Most of this funding has been directed at just three diseases: HIV/AIDS, malaria and tuberculosis. These three diseases are called the “Big Three” as they take up two-thirds of the total number of dollars invested in neglected diseases research. Spending on research for pediatric treatments for HIV/AIDS accounts for about one-third of neglected disease funding. Malaria and tuberculosis account for [17% and 16%]((http://www.policycures.org/downloads/GF_report13_all_web.pdf), respectively. It’s worth noting that resources targeting Ebola drug and vaccine development were negligible through 2012.

This funding increase appears to have produced results. Since 2000, 46 new drugs have been approved, treating a multitude of diseases, including HIV/AIDS, malaria, leishmaniasis, and typhoid. And from 2009 through 2013, regulatory agencies approved 20 new products, ranging from vaccines to tests and treatments for tuberculosis, Chagas disease, and cholera.

Because of these new products and better access to existing drugs, the number of new HIV infections among children worldwide has decreased by over 50% since 2001. The death rate from tuberculosis has decreased by 45% since the World Health Organization declared it a global public health emergency in 1993. Malaria mortality rates have fallen by 42% worldwide since 2000.

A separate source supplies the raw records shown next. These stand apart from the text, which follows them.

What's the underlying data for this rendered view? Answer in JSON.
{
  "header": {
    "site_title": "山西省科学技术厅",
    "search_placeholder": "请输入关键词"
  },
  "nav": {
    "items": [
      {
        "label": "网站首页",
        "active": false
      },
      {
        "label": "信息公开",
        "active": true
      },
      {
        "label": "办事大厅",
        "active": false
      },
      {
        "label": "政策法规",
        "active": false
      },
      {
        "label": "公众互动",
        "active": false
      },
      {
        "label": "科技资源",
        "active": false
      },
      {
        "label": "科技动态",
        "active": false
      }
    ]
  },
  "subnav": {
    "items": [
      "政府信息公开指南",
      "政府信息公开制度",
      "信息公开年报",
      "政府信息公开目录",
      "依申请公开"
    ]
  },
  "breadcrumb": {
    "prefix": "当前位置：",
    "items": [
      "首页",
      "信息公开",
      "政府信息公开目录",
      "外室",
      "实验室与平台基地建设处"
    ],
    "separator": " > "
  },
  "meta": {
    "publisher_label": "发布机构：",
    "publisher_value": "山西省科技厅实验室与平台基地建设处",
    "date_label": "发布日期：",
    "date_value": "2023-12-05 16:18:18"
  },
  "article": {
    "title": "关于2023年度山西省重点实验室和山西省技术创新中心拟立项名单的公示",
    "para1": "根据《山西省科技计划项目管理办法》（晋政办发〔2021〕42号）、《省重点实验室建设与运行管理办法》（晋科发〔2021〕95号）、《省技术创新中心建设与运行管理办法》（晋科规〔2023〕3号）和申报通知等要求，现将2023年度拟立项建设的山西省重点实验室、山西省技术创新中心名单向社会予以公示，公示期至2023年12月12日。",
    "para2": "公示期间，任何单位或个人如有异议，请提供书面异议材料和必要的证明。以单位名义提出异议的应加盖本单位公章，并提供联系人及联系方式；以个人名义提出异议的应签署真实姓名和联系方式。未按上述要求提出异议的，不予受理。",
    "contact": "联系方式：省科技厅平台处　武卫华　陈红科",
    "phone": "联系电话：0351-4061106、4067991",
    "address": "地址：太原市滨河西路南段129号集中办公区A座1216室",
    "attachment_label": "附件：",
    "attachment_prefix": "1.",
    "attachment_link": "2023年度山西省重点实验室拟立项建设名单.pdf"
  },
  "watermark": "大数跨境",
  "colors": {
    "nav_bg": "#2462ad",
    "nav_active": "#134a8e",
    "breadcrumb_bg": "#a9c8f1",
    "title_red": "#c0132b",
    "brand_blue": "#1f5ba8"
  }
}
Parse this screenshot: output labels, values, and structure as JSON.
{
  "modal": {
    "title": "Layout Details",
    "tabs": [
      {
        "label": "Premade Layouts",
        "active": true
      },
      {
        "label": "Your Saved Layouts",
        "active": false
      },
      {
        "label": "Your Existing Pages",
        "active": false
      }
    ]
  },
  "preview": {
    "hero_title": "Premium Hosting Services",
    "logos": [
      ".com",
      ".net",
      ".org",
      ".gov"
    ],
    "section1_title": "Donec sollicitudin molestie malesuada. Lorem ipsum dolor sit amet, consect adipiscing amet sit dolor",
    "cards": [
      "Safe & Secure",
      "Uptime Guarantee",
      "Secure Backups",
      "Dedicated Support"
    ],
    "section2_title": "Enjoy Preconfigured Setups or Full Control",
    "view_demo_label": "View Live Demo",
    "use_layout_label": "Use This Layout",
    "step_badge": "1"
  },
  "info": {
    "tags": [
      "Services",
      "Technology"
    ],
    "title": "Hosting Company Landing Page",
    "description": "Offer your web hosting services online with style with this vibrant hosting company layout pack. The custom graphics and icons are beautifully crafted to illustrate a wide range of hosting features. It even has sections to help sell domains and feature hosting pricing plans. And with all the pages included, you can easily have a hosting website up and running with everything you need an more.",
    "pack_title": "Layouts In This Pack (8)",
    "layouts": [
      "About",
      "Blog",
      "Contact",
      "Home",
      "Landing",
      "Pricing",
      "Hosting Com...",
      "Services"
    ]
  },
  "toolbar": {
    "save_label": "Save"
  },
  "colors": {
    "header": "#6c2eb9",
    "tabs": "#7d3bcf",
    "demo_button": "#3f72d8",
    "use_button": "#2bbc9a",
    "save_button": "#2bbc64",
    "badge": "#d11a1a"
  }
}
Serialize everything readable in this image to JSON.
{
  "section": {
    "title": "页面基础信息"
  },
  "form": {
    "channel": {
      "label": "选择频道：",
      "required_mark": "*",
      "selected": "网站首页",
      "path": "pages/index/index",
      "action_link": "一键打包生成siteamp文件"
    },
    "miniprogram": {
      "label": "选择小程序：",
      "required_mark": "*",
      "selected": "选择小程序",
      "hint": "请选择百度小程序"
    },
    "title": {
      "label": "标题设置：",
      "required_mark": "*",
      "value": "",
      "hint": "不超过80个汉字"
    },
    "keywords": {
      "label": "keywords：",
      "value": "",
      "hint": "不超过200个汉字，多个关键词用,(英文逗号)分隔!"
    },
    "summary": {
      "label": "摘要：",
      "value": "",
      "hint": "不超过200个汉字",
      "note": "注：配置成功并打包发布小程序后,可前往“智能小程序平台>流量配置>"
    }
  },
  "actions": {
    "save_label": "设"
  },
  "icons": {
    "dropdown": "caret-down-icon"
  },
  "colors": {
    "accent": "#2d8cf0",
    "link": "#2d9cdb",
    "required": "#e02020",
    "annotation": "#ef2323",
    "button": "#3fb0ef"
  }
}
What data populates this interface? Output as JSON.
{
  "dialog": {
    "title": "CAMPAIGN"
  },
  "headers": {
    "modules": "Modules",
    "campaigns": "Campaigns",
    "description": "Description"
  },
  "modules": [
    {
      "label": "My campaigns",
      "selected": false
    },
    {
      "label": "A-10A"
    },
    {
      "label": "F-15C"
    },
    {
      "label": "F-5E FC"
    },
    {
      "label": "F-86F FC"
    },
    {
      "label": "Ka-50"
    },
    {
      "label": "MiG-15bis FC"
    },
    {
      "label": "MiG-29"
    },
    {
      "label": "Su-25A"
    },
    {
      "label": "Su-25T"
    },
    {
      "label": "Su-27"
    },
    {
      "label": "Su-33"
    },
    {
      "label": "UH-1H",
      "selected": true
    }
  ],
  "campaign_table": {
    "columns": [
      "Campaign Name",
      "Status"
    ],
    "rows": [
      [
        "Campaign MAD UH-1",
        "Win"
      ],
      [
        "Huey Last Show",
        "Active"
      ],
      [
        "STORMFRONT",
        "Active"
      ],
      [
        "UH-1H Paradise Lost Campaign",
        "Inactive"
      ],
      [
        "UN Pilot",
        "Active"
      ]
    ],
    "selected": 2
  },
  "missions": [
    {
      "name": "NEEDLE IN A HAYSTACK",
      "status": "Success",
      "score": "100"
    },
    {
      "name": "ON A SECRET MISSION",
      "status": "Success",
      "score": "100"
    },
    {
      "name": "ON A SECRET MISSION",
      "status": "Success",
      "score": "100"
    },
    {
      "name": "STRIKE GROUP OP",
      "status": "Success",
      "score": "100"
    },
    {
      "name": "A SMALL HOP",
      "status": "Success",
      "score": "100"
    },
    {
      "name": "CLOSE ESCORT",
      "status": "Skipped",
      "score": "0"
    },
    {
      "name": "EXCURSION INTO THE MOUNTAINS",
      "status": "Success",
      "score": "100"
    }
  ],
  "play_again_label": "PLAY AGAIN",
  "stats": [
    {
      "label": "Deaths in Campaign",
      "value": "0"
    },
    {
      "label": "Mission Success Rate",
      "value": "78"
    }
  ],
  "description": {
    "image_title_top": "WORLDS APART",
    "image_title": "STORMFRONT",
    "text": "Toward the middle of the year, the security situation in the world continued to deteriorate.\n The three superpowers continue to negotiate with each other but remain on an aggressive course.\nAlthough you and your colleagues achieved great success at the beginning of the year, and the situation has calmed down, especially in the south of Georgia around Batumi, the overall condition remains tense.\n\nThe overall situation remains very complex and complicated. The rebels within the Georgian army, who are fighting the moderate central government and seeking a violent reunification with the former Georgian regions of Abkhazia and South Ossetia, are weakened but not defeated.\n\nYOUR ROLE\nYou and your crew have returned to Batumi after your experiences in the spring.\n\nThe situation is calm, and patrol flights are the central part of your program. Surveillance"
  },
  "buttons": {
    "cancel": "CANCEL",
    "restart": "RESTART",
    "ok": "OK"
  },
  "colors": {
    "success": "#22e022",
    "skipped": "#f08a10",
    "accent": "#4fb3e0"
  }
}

But, the inclusion of newly approved products on the World Health Organization’s Essential Drug List has been slow and limited, with only 44% of products approved after 2000 added. This list contains drugs that meet the health care needs of the majority of the population, and therefore should be available at all times in adequate amounts and in appropriate dosage forms. Drug developers could do more to facilitate access, in particular, by working closely with the World Health Organization to expedite assessment of the clinical- and cost-effectiveness of new approvals.

Annually the “Big Three” still cause over 3.5 million deaths across the globe. Other diseases, such as leishmaniasis and Dengue fever, contribute to over 20,000 deaths each.

Malaria and HIV/AIDS appear to have benefited most from increased funding, while there has been much less success in other diseases, such as trachoma, river blindness, Buruli ulcer and Dengue fever. This uneven progress indicates funding could be better targeted.

Moving forward, efforts by product development partnerships, the pharmaceutical industry and governments worldwide to address neglected diseases must expand. Additionally, funding of neglected disease drug development should be a function of both the disease burden (morbidity and mortality) suffered and the lack of treatment alternatives.